Une recherche de parasites intestinaux (œufs de strongle, coccidies, Giardia…), est également réalisée systématiquement pour tout chien présentant des symptômes digestifs, et sur qui nous pouvons récupérer des selles. Cette analyse est également réalisée sur place et en quelques minutes, au plus tard dans la journée. Comme le frottis sanguin, elle peut nous réorienter vers un autre diagnostic (par exemple, si le test Parvo est négatif, mais que les selles contiennent une très forte quantité d'œufs de trichures, la maladie sera peut-être une trichurose massive plutôt qu'une parvovirose), ou au moins nous permettre d'identifier un facteur favorisant et/ou aggravant de la parvovirose : en effet, cette dernière s'installera plus facilement, et aura des conséquences plus graves, sur un intestin déjà abîmé par des vers comme les ascaris ou les ankylostomes, que sur un tube digestif sain (photo ci-dessus à droite : nombreux œufs d'Ankylostomes, visibles sur l'analyse de selles (concentration par flottaison) d'un chien présenté pour diarrhée aiguë et intussusception intestinale).

 

Si un doute persiste et qu'il est important d'obtenir un diagnostic définitif, (par exemple lorsqu'un cas survient dans un élevage ou toute autre collectivité), le matériel génétique du virus poura être recherché dans le sang, les selles, voire le pharynx, par PCRq (polymerase chain reaction quantitative). Cette analyse est réalisée dans un laboratoire extérieur, et demande donc un délai de quelques jours. En revanche, l'identification de la souche de parvovirus en cause ne présente aucun intérêt clinique, (autre que pour la recherche), puisque nous avons vu qu'elle ne conditionne pas la gravité et l'issue de la maladie, ni son traitement.

 

 

LE TRAITEMENT

 

Traitement de soutien, traitement symptomatique :

 

On l'a vu, les chiens atteints de gastro-entérite hémorragique due à un parvovirus sont très déshydratés, du fait des diarrhées et des vomissements répétés, et souvent en hypoglycémie et hypokaliémie. Réhydratation et rééquilibrage seront donc au centre du traitement, avec pose rapide d'un cathéter intra-veineux, et mise en place de perfusions de fluides, de glucose, et de potassium (photos ci-dessous).
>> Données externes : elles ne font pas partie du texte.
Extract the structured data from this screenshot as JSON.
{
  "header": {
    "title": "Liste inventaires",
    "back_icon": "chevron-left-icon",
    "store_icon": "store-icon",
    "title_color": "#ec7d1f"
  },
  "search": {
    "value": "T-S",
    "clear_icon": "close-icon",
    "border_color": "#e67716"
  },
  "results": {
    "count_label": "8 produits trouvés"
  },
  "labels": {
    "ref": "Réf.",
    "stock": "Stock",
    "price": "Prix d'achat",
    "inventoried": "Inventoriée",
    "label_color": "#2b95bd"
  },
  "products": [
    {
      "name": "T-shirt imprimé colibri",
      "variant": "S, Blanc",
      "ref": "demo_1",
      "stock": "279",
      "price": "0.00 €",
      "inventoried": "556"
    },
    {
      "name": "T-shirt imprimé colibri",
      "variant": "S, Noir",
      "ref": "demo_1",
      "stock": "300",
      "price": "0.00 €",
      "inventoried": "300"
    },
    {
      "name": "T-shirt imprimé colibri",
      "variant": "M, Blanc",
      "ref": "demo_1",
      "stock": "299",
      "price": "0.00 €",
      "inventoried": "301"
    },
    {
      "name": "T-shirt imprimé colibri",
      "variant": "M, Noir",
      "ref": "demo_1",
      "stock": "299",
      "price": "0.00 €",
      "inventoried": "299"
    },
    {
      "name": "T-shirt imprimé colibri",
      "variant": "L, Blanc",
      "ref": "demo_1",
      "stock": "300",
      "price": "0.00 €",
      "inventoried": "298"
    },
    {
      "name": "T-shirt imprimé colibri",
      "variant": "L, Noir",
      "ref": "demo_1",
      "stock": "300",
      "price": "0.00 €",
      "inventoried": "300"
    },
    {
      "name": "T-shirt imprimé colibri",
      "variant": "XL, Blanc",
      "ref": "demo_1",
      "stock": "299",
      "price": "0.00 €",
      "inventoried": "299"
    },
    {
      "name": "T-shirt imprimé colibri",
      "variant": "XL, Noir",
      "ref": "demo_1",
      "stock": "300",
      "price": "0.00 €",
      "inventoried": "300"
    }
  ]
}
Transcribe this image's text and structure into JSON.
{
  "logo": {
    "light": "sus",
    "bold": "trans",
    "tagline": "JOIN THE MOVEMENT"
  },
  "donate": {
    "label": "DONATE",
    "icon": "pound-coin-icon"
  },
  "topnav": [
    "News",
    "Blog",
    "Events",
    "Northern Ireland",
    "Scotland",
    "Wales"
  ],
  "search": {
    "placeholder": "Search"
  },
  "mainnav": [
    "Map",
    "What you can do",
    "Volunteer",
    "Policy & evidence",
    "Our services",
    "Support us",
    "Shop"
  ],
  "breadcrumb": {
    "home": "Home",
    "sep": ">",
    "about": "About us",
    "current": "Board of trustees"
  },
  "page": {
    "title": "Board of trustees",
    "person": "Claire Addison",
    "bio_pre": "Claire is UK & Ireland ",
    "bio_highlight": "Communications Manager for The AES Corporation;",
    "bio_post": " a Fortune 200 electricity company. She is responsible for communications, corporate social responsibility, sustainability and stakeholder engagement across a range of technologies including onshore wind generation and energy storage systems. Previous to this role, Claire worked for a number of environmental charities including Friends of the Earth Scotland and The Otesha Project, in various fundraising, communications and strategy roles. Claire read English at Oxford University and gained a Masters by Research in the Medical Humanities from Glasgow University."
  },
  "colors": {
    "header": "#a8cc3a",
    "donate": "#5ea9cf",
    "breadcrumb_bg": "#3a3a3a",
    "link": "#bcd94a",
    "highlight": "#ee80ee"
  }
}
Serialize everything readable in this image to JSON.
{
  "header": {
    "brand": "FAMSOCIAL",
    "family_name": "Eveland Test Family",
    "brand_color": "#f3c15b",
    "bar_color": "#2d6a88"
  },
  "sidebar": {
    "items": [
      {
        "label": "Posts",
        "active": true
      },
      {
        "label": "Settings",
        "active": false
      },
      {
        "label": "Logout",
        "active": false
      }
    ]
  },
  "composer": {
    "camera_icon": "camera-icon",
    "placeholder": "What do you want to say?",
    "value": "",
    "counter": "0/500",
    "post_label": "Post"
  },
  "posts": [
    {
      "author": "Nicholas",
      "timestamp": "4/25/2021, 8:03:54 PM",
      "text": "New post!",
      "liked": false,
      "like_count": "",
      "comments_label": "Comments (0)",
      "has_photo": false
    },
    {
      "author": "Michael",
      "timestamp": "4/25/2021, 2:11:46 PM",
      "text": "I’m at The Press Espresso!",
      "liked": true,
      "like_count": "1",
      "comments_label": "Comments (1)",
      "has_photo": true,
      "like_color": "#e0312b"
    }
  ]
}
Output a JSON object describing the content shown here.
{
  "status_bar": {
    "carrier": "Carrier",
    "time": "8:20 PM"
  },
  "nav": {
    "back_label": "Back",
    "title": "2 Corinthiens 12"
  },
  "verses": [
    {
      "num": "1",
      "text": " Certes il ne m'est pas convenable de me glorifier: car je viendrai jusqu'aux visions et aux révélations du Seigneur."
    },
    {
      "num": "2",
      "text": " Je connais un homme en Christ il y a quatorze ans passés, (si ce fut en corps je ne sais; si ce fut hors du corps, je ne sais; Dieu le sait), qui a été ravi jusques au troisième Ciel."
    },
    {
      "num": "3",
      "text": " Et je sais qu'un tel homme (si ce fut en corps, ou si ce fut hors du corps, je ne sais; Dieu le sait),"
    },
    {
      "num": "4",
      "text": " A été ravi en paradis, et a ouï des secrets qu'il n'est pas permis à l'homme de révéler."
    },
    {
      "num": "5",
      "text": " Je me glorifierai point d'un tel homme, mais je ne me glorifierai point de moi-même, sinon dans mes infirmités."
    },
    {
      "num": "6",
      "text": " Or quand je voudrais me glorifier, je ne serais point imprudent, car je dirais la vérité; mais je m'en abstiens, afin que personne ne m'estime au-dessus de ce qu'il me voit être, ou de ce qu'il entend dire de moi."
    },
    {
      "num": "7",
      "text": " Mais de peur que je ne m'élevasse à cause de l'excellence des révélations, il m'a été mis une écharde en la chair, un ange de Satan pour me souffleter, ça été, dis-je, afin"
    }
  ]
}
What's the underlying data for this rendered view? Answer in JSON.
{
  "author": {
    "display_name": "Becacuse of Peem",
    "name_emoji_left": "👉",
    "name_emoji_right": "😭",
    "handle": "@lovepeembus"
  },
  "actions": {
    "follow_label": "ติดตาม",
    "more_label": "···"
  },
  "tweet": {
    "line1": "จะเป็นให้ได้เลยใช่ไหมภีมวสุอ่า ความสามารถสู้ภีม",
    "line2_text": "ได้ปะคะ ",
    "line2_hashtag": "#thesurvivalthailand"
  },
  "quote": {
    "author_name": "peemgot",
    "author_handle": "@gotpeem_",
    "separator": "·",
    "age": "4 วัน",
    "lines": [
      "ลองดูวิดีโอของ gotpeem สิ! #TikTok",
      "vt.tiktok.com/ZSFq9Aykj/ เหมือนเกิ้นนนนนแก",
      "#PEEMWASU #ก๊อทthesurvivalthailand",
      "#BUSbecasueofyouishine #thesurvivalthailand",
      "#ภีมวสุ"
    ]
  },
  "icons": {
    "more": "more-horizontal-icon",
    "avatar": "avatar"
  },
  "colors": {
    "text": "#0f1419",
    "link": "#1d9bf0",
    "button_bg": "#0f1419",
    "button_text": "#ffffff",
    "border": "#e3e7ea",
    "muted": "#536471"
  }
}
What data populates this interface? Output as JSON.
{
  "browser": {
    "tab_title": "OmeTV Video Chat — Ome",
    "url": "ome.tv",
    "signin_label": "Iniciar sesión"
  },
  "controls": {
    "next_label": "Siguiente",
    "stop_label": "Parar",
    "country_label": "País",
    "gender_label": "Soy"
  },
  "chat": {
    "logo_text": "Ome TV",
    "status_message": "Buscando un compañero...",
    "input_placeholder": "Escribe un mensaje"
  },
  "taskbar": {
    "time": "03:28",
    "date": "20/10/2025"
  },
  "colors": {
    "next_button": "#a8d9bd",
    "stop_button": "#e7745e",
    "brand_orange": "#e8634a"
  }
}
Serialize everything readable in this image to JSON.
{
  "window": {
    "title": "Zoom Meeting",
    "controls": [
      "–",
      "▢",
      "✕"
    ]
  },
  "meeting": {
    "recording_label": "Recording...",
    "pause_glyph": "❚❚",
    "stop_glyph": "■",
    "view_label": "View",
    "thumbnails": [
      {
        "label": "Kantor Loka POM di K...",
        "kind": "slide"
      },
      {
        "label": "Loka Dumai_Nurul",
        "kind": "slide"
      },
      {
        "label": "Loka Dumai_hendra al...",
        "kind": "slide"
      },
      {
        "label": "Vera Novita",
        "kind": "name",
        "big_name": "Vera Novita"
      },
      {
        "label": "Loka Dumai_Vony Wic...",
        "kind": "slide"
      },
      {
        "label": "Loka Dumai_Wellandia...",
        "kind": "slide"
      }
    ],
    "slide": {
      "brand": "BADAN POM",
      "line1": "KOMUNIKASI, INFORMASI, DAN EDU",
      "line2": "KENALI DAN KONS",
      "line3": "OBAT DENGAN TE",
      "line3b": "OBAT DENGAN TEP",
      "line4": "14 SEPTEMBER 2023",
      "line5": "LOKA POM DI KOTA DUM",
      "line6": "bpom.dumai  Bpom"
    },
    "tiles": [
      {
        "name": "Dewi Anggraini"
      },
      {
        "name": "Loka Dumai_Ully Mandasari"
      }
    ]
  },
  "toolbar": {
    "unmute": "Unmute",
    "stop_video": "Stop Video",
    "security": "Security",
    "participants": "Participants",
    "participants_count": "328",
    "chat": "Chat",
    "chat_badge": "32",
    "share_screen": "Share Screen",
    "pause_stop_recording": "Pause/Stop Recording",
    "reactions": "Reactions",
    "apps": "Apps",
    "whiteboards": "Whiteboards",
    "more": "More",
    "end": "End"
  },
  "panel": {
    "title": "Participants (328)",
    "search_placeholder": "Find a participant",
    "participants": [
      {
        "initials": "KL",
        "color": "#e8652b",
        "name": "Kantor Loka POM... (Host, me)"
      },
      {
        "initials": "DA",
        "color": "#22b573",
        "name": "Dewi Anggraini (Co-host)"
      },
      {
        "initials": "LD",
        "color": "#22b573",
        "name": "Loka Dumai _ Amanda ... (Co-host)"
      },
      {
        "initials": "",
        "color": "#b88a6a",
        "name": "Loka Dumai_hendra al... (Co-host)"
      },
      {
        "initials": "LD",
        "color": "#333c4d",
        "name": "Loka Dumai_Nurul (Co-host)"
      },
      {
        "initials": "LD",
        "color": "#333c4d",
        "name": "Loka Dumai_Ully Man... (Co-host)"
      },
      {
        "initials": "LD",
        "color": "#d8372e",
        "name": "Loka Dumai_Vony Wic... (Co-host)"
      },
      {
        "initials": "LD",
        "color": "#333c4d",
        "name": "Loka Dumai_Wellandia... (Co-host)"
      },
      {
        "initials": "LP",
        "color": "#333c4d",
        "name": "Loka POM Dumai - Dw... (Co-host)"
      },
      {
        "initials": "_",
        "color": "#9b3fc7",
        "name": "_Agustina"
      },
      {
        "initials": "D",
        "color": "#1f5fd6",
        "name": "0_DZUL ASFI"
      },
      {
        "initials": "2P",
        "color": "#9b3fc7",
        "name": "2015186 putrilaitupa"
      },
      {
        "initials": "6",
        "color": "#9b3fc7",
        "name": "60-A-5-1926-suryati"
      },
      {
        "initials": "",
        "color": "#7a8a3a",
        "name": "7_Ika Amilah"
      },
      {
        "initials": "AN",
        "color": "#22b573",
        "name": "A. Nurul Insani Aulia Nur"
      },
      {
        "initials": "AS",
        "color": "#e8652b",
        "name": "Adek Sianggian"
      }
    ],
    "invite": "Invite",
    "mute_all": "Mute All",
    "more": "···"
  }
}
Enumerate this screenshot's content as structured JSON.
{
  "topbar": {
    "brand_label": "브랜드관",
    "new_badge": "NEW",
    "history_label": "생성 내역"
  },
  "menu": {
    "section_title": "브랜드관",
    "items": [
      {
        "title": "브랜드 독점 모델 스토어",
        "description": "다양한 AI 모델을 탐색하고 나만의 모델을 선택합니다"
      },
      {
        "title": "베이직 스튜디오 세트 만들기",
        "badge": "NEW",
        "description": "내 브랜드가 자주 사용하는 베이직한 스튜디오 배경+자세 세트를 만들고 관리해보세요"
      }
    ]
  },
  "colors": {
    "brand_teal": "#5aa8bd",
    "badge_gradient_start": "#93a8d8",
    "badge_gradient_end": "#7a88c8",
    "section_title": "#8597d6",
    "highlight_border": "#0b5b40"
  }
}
Les laboratoires des cliniques vétérinaires de Villevieille et de Calvisson permettent de doser glucose, sodium, potassium et chlore à tout moment, et en quelques minutes, afin d'ajuster au mieux les protocoles de perfusion. Dans les cas où le taux d'albumine est effondré, une transfusion de sang frais pourra être envisagée.

 

   

Deux jeunes chiens atteints de parvovirose, dans le lazaret de la clinique vétérinaire de Villevieille : après plusieurs jours sous perfusion, les vomissements et les diarrhées hémorragiques ont cessé, et les deux chiens recommencent à s'alimenter. Le retour à la maison est pour le lendemain !

 

D'importantes précautions sont évidemment prises pour ne pas contaminer les autres patients, lorsqu'un chien atteint de parvovirose, voire simplement suspect, est hospitalisé et placé sous perfusion. Les cliniques vétérinaires de Villevieille et de Calvisson disposent de lazarets, chenils pour animaux contagieux, disposant de leur propre cour de détente. Toutes les manipulations à l'intérieur du lazaret se font avec des gants à usage unique jetés à la fin du soin, une blouse qui ne sortira pas du lazaret, et un pédiluve rempli d'eau de javel est placé devant la porte, afin de ne pas transporter de parvovirus hors du lazaret, sous la semelle des chaussures (photo de droite : aspect du lazaret, avec son pédiluve, pendant l'hospitalisation des deux chiens présentés ci-dessus). Le matériel (thermomètre, gamelles…), ne sort évidemment jamais du local pour animaux contagieux.

 

Des anti-vomitifs seront bien sûr utilisés. Nous disposons depuis quelques années d'un anti-vomitif très efficace (le maropitant), qui peut être administré par voie intra-veineuse, et permet de réalimenter le chien dès que les vomissements se sont arrêtés, accélérant ainsi la réparation des muqueuses digestives. Des anti-acides sont classiquement associés aux anti-vomitifs, de même que tous les autres traitements symptômatiques qui apparaissent nécessaires (pansements intestinaux, etc).

 

La chûte des globules blancs, associée aux lésions de la barrière intestinale, permet la dissémination de bactéries dans l'organisme, cette septicémie venant s'ajouter aux effets du virus. Un traitement antibiotique est donc indispensable.

 

Traitement du virus :

 

L'interféron oméga a une action sur le parvovirus canin. Il peut diminuer la mortalité et accélèrer la récupération, (mais pas toujours !), son principal inconvénient étant son coût, très élevé. Acceptable chez un chiot de 3 kg, ce coût devient très problématique chez un chien de race géante, de 40 ou 60 kg !

 

 

LA PRÉVENTION

 

Vaccination :

 

Le vaccin utilise un parvovirus vivant atténué, qui confère une protection croisée contre les souches CPV-2, CPV-2a et CPV-2b. Des inquiétudes concernant la protection contre la souche CPV-2c ont été levées par des études récentes.

 

Il existe une particularité concernant la vaccination contre la parvovirose canine : les anticorps maternels, qui constituent des défenses contre la maladie, sont transmis au chiot avant même la naissance à travers le placenta (10 % des anticorps), puis après la naissance, par l'intermédiaire du colostrum, ou "premier lait" (90 % des anticorps).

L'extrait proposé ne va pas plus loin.